10. A pharmaceutical composition comprising the antibody or antigen-binding fragment of any one of claims 1-7, or the antibody of claim 8; or, further comprises pharmaceutically acceptable auxiliary materials.

11. A diagnostic or prognostic kit comprising the antibody or antigen-binding fragment of any one of claims 1 to 7 or the antibody of claim 8; optionally, the kit further comprises a second antibody that specifically recognizes the anti-CD 73 antibody; optionally, the second antibody further comprises a detectable label, such as a radioisotope, a fluorescent substance, a chemiluminescent substance, a colored substance, or an enzyme; optionally, the kit is for detecting the presence or level of CD73 in a sample; optionally, the kit further comprises antibodies or antigen-binding fragments against other antigens, and/or cytotoxic agents, and optionally, instructions for use.

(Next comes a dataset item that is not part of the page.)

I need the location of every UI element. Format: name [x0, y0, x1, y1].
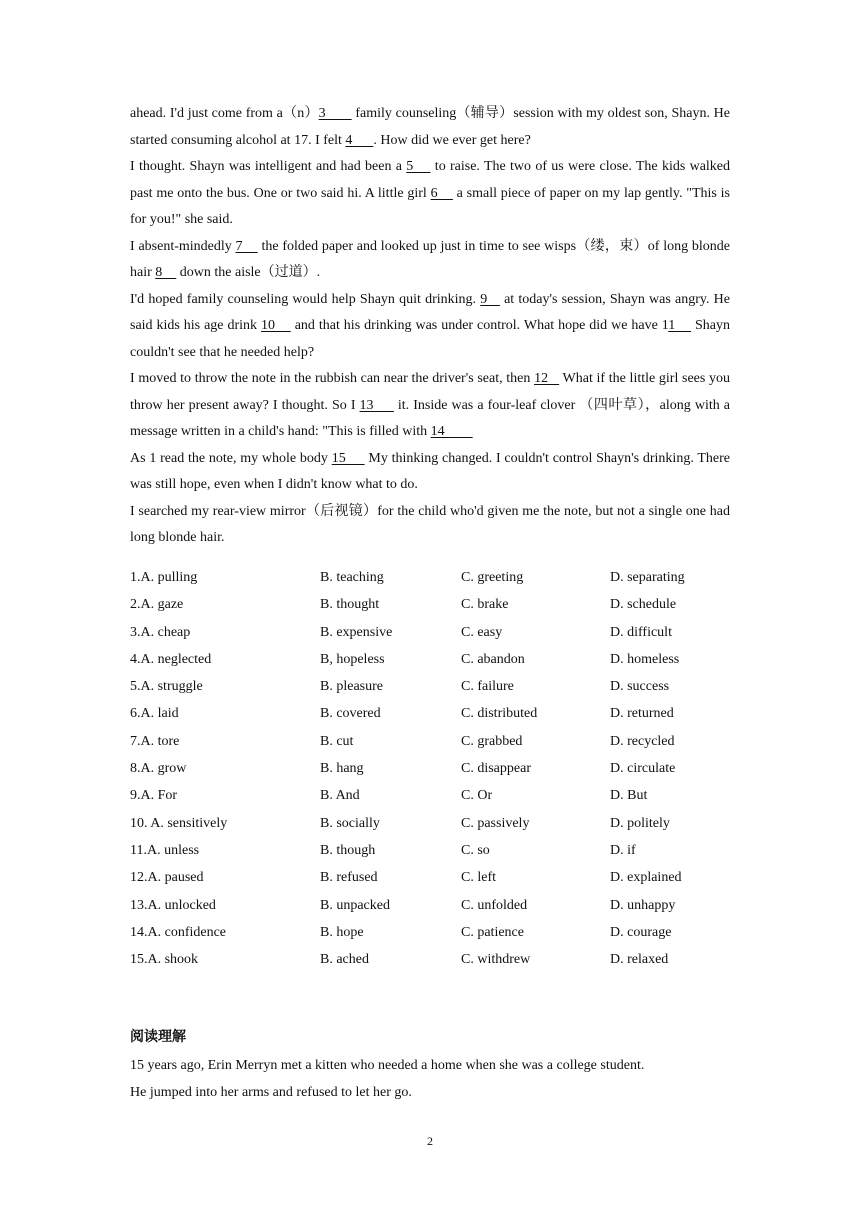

12. A method and use for preventing or treating a disease comprising administering to a subject a therapeutically effective amount of the antibody or antigen-binding fragment of any one of claims 1-7, the antibody of claim 8, or the pharmaceutical composition of claim 9, wherein the disease is a tumor, cancer, or infection.